The Autocorrelation coefficient and RMSE values between actual and predicted values of solar radiation data obtained from both analytical surface model
and the NN surface model are calculated, tabulated, and presented in Table I.
Table 1. RMSE values for proposed structures and Autocorrelation coefficients between actual values and predicted values of solar radiation data
Model
RMSE R
Developed Surface Model 57.24 0.936
NN Surface Model
51.91 0.947
5
Conclusion
In this work, using the 2-D interpretation approach, surface models for solar
radiation data are developed.
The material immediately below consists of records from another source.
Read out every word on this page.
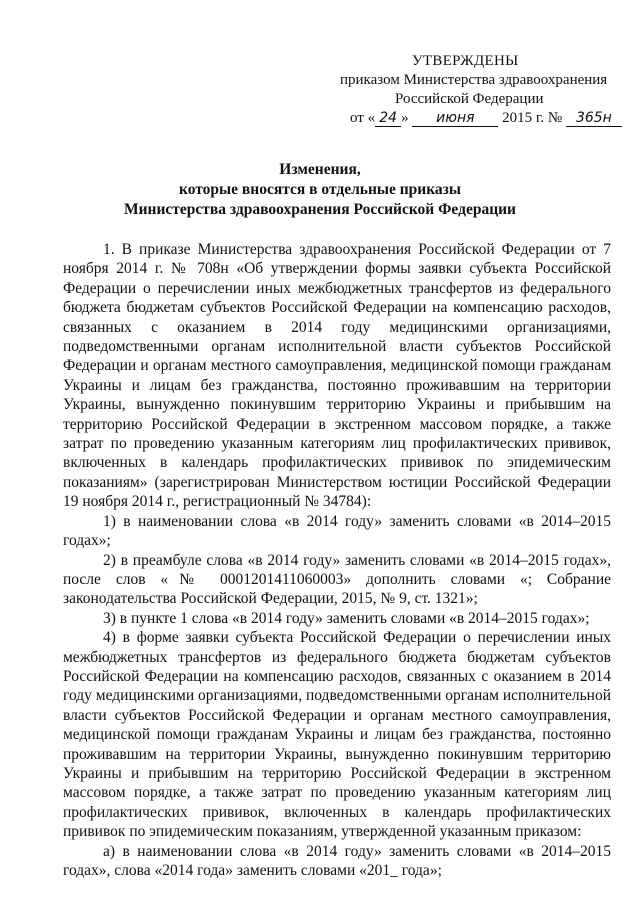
УТВЕРЖДЕНЫ
приказом Министерства здравоохранения
Российской Федерации
от « 24 » июня 2015 г. № 365н
Изменения,
которые вносятся в отдельные приказы
Министерства здравоохранения Российской Федерации

1. В приказе Министерства здравоохранения Российской Федерации от 7 ноября 2014 г. № 708н «Об утверждении формы заявки субъекта Российской Федерации о перечислении иных межбюджетных трансфертов из федерального бюджета бюджетам субъектов Российской Федерации на компенсацию расходов, связанных с оказанием в 2014 году медицинскими организациями, подведомственными органам исполнительной власти субъектов Российской Федерации и органам местного самоуправления, медицинской помощи гражданам Украины и лицам без гражданства, постоянно проживавшим на территории Украины, вынужденно покинувшим территорию Украины и прибывшим на территорию Российской Федерации в экстренном массовом порядке, а также затрат по проведению указанным категориям лиц профилактических прививок, включенных в календарь профилактических прививок по эпидемическим показаниям» (зарегистрирован Министерством юстиции Российской Федерации 19 ноября 2014 г., регистрационный № 34784):

1) в наименовании слова «в 2014 году» заменить словами «в 2014–2015 годах»;

2) в преамбуле слова «в 2014 году» заменить словами «в 2014–2015 годах», после слов «№ 0001201411060003» дополнить словами «; Собрание законодательства Российской Федерации, 2015, № 9, ст. 1321»;

3) в пункте 1 слова «в 2014 году» заменить словами «в 2014–2015 годах»;

4) в форме заявки субъекта Российской Федерации о перечислении иных межбюджетных трансфертов из федерального бюджета бюджетам субъектов Российской Федерации на компенсацию расходов, связанных с оказанием в 2014 году медицинскими организациями, подведомственными органам исполнительной власти субъектов Российской Федерации и органам местного самоуправления, медицинской помощи гражданам Украины и лицам без гражданства, постоянно проживавшим на территории Украины, вынужденно покинувшим территорию Украины и прибывшим на территорию Российской Федерации в экстренном массовом порядке, а также затрат по проведению указанным категориям лиц профилактических прививок, включенных в календарь профилактических прививок по эпидемическим показаниям, утвержденной указанным приказом:

а) в наименовании слова «в 2014 году» заменить словами «в 2014–2015 годах», слова «2014 года» заменить словами «201_ года»;
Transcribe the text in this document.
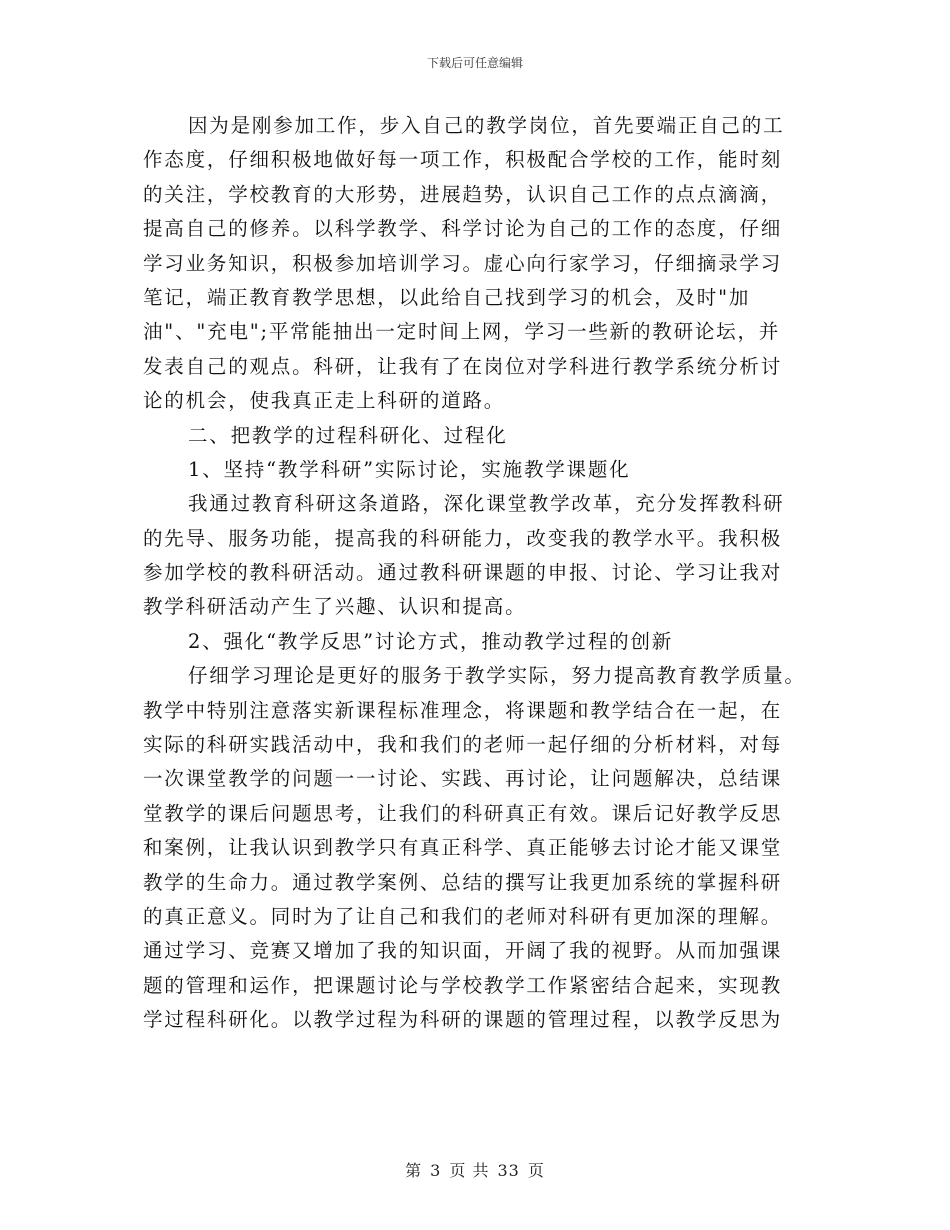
下载后可任意编辑
因为是刚参加工作，步入自己的教学岗位，首先要端正自己的工
作态度，仔细积极地做好每一项工作，积极配合学校的工作，能时刻
的关注，学校教育的大形势，进展趋势，认识自己工作的点点滴滴，
提高自己的修养。以科学教学、科学讨论为自己的工作的态度，仔细
学习业务知识，积极参加培训学习。虚心向行家学习，仔细摘录学习
笔记，端正教育教学思想，以此给自己找到学习的机会，及时"加
油"、"充电";平常能抽出一定时间上网，学习一些新的教研论坛，并
发表自己的观点。科研，让我有了在岗位对学科进行教学系统分析讨
论的机会，使我真正走上科研的道路。
二、把教学的过程科研化、过程化
1、坚持“教学科研”实际讨论，实施教学课题化
我通过教育科研这条道路，深化课堂教学改革，充分发挥教科研
的先导、服务功能，提高我的科研能力，改变我的教学水平。我积极
参加学校的教科研活动。通过教科研课题的申报、讨论、学习让我对
教学科研活动产生了兴趣、认识和提高。
2、强化“教学反思”讨论方式，推动教学过程的创新
仔细学习理论是更好的服务于教学实际，努力提高教育教学质量。
教学中特别注意落实新课程标准理念，将课题和教学结合在一起，在
实际的科研实践活动中，我和我们的老师一起仔细的分析材料，对每
一次课堂教学的问题一一讨论、实践、再讨论，让问题解决，总结课
堂教学的课后问题思考，让我们的科研真正有效。课后记好教学反思
和案例，让我认识到教学只有真正科学、真正能够去讨论才能又课堂
教学的生命力。通过教学案例、总结的撰写让我更加系统的掌握科研
的真正意义。同时为了让自己和我们的老师对科研有更加深的理解。
通过学习、竞赛又增加了我的知识面，开阔了我的视野。从而加强课
题的管理和运作，把课题讨论与学校教学工作紧密结合起来，实现教
学过程科研化。以教学过程为科研的课题的管理过程，以教学反思为
第 3 页 共 33 页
The developed models have two inputs that are
the number of days beginning from January 1 of the year and the number hours
within the days. For these models, the hourly data variation within a day is fitted
to Gaussian functions. The parameters of Gaussian functions are obtained for
each day. In the analytical attempt of surface modeling, the behavior of the solar
radiation data along the days corresponding to the same hour is observed to have
a sinusoidal oscillation. Therefore, the parameters related with the height and
width of the Gaussian are fitted to separate sinusoidal functions, and finally the
analytical model of the surface is obtained. Alternatively, a NN structure is built
with the same input-output data pairs in the 2-D form and a nonlinear and nonanalytical surface model of whole data is obtained. Two models are compared
using RMSE distortion relative to the original data. Due to its specifity, the
NN model provides a more accurate surface model with less RMSE. On the
other hand, the NN surface model is not analytical, and it cannot be generalized
to other places. Conversely, the analytical surface model is very intuitive with
simple seasonal parameters, and it provides a global view of the solar radiation
phenomenon. Therefore, it can be easily adapted to other places in the world
without a long data collection period.